For this example, you can simply run the following commands:
```shell
mkdir /tmp/tf_model_train/
python dump_model_example.py --data_split=train --dump_model_path=/tmp/tf_model_train/
mkdir /tmp/tf_model_validation/
python dump_model_example.py --data_split=validation --dump_model_path=/tmp/tf_model_validation/
```
One thing to note is that data path is hard coded in tensorflow's computational graph, so we need
to dump two pipeline, one for training and one for validation.
# Training for flowers classification
## Loading the Pipeline
Provided the pipeline definition in `model.pb`, pre-trained weights in `model.bin` and
the specified end-points, we can load the entire pipeline and return the results as an
RDD. In this case, the resulting rdd contains the features extracted from inception-v1 model
as well as their corresponding label.
```scala
val training_graph_file = modelDir + "/model.pb"
val training_bin_file = modelDir + "/model.bin"
val featureOutputNode = "InceptionV1/Logits/AvgPool_0a_7x7/AvgPool"
val labelNode = "OneHotEncoding/one_hot"
val session = TensorflowLoader.checkpoints[Float](training_graph_file,
training_bin_file, ByteOrder.LITTLE_ENDIAN)
.asInstanceOf[BigDLSessionImpl[Float]]
val rdd = session.getRDD(Seq(featureOutputNode, labelNode), sc)
```
## Train a Classifier
We will only train a linear using the features extracted by inception-v1 model.
```scala
val model = Sequential[Float]()
model.add(Squeeze[Float](null, batchMode = true))
model.add(Linear[Float](1024, 5))
val criterion = CrossEntropyCriterion[Float]()
val optimizer = Optimizer[Float](model, trainingData, criterion, param.batchSize)
val endWhen = Trigger.maxEpoch(param.nEpochs)
val optim = new RMSprop[Float](learningRate = 0.001, decayRate = 0.9)
optimizer.setEndWhen(endWhen)
optimizer.setOptimMethod(optim)
optimizer.optimize()
```
The `TransferLearning.scala` contains the entire code for this task.

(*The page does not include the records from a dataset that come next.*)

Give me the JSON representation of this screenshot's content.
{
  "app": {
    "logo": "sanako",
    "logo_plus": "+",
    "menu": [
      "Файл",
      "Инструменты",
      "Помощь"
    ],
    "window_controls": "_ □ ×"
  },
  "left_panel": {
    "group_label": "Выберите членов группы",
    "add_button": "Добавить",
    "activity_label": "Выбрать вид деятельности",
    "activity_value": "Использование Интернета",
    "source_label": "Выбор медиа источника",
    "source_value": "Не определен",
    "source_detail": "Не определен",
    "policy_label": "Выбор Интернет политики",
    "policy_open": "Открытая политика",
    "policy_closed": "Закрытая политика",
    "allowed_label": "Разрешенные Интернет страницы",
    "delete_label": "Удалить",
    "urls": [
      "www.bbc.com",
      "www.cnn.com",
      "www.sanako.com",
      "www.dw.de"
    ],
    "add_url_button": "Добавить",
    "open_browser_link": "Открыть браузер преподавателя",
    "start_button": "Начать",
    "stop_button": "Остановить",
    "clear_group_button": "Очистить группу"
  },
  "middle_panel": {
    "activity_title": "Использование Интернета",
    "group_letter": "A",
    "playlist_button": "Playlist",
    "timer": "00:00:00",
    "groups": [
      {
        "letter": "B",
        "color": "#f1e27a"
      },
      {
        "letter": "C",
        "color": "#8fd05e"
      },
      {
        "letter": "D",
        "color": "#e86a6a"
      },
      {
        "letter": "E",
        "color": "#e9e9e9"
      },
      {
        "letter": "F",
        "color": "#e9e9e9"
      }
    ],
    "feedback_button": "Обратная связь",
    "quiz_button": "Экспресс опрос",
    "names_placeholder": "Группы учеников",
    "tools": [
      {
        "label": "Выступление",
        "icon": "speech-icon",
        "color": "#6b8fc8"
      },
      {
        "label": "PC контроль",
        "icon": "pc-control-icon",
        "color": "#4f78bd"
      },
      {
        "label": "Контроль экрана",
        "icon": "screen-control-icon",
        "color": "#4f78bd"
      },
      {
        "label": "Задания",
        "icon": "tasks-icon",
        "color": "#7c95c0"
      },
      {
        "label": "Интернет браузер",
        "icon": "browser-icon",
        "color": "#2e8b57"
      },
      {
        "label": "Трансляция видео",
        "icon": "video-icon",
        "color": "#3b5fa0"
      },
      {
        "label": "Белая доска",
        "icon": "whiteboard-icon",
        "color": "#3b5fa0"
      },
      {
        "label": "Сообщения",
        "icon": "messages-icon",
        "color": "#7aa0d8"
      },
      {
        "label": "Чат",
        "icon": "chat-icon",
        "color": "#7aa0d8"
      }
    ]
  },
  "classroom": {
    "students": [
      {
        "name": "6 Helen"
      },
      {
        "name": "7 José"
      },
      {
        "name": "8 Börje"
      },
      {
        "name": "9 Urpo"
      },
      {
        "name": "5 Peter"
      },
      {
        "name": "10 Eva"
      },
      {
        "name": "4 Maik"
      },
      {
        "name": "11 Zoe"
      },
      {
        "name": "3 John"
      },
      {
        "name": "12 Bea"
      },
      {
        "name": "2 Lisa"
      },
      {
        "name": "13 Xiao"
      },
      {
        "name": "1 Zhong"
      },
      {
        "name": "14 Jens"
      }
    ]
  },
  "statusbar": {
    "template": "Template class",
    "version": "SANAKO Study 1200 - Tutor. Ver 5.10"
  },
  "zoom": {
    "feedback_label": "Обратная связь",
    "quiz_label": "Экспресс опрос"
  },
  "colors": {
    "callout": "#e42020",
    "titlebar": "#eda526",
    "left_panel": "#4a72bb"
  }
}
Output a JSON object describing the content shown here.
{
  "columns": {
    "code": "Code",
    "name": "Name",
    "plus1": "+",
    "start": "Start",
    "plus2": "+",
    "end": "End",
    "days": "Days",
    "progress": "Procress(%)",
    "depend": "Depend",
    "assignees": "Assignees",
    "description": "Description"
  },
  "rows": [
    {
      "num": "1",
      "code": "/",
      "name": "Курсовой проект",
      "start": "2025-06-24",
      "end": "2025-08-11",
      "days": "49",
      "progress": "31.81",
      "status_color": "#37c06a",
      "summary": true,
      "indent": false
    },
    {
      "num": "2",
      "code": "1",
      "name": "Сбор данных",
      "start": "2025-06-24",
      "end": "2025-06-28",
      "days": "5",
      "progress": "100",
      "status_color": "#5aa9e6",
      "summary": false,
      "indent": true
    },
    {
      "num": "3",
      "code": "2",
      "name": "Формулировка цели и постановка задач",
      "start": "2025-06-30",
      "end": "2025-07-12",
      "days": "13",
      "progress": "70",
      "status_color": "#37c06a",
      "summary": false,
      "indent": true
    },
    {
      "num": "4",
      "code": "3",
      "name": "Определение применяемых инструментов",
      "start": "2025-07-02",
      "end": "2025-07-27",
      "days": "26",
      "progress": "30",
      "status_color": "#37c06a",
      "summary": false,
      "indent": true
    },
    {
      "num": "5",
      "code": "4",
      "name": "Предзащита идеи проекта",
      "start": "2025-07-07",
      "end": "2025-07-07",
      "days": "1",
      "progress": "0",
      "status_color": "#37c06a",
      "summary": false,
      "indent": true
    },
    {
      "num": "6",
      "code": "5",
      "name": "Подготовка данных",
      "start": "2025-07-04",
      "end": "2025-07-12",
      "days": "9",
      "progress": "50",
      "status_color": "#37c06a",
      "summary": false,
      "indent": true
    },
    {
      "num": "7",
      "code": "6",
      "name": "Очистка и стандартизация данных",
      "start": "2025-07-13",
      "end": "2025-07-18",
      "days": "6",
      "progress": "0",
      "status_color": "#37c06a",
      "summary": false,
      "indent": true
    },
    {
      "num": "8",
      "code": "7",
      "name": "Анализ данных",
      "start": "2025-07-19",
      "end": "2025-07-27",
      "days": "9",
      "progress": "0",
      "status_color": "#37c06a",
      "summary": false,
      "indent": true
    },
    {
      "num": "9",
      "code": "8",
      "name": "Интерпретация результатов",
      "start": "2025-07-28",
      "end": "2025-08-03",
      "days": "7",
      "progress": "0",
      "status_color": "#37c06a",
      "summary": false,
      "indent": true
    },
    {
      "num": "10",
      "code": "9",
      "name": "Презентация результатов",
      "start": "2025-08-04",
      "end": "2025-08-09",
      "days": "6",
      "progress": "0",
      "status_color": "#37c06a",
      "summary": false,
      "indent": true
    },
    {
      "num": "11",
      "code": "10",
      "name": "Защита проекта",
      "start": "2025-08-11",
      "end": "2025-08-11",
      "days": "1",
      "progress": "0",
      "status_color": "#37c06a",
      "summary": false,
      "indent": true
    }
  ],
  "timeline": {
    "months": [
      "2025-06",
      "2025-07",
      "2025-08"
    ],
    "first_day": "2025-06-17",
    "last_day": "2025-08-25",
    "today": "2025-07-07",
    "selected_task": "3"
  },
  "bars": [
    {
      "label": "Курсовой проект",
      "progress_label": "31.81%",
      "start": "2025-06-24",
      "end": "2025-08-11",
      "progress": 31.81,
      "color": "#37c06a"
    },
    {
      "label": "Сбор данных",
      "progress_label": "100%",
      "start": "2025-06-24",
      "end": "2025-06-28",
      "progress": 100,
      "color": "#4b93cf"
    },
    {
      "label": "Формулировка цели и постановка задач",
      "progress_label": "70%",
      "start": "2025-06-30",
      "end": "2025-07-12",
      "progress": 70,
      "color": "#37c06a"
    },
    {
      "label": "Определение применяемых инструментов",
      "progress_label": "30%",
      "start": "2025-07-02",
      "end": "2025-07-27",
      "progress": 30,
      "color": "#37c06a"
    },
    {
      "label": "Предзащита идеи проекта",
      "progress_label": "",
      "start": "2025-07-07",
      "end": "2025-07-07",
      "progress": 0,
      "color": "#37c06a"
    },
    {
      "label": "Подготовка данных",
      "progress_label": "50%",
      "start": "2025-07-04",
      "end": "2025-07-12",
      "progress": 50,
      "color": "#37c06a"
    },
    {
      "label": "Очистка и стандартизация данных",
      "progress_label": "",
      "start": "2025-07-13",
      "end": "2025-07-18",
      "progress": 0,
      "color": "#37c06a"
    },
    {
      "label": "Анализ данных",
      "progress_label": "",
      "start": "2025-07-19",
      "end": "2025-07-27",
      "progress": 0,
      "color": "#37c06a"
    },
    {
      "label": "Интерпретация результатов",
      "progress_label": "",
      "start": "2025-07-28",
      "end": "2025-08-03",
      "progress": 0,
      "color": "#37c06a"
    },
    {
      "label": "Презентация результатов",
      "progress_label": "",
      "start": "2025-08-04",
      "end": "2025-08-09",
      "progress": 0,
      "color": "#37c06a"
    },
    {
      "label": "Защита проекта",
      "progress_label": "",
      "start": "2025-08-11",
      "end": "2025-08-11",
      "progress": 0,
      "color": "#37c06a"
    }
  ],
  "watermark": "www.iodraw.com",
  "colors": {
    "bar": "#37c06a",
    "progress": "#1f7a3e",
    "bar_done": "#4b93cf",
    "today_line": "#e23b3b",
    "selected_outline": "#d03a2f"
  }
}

To run this example, you can modify and execute the following command:
```shell
SPARK_HOME=...
BIGDL_HOME=...
BIGDL_VERSION=...
$SPARK_HOME/bin/spark-submit \
--master spark://... \
--driver-memory driver-memory \
--executor-memory executor-memory \
--executor-cores cores_per_executor \
--total-executor-cores total_cores_for_the_job \
--driver-class-path $BIGDL_HOME/lib/bigdl-$BIGDL_VERSION-jar-with-dependencies.jar \
--class com.intel.analytics.bigdl.example.tensorflow.transferlearning.TransferLearning \
$BIGDL_HOME/lib/bigdl-$BIGDL_VERSION-jar-with-dependencies.jar \
-t /tmp/tf_model_train/ -v /tmp/tf_model_validation/ \
-b batch_size -e nEpochs
```
After training, you should see something like this in the console:
```
2017-11-16 12:13:02 INFO DistriOptimizer$:330 - [Epoch 10 3328/3320][Iteration 2080][Wall Clock 201.064860541s] Trained 16 records in 0.01422112 seconds. Throughput is 1125.0872 records/second. Loss is 0.15326343.
2017-11-16 12:13:02 INFO DistriOptimizer$:374 - [Epoch 10 3328/3320][Iteration 2080][Wall Clock 201.064860541s] Epoch finished. Wall clock time is 201105.290228 ms
2017-11-16 12:13:02 INFO DistriOptimizer$:626 - [Wall Clock 201.105290228s] Validate model...
2017-11-16 12:13:02 INFO DistriOptimizer$:668 - Top1Accuracy is Accuracy(correct: 306, count: 350, accuracy: 0.8742857142857143)
```
As we can see, training a linear classifier for 10 epochs, we can achieve a
87.4% accuracy on the validation set.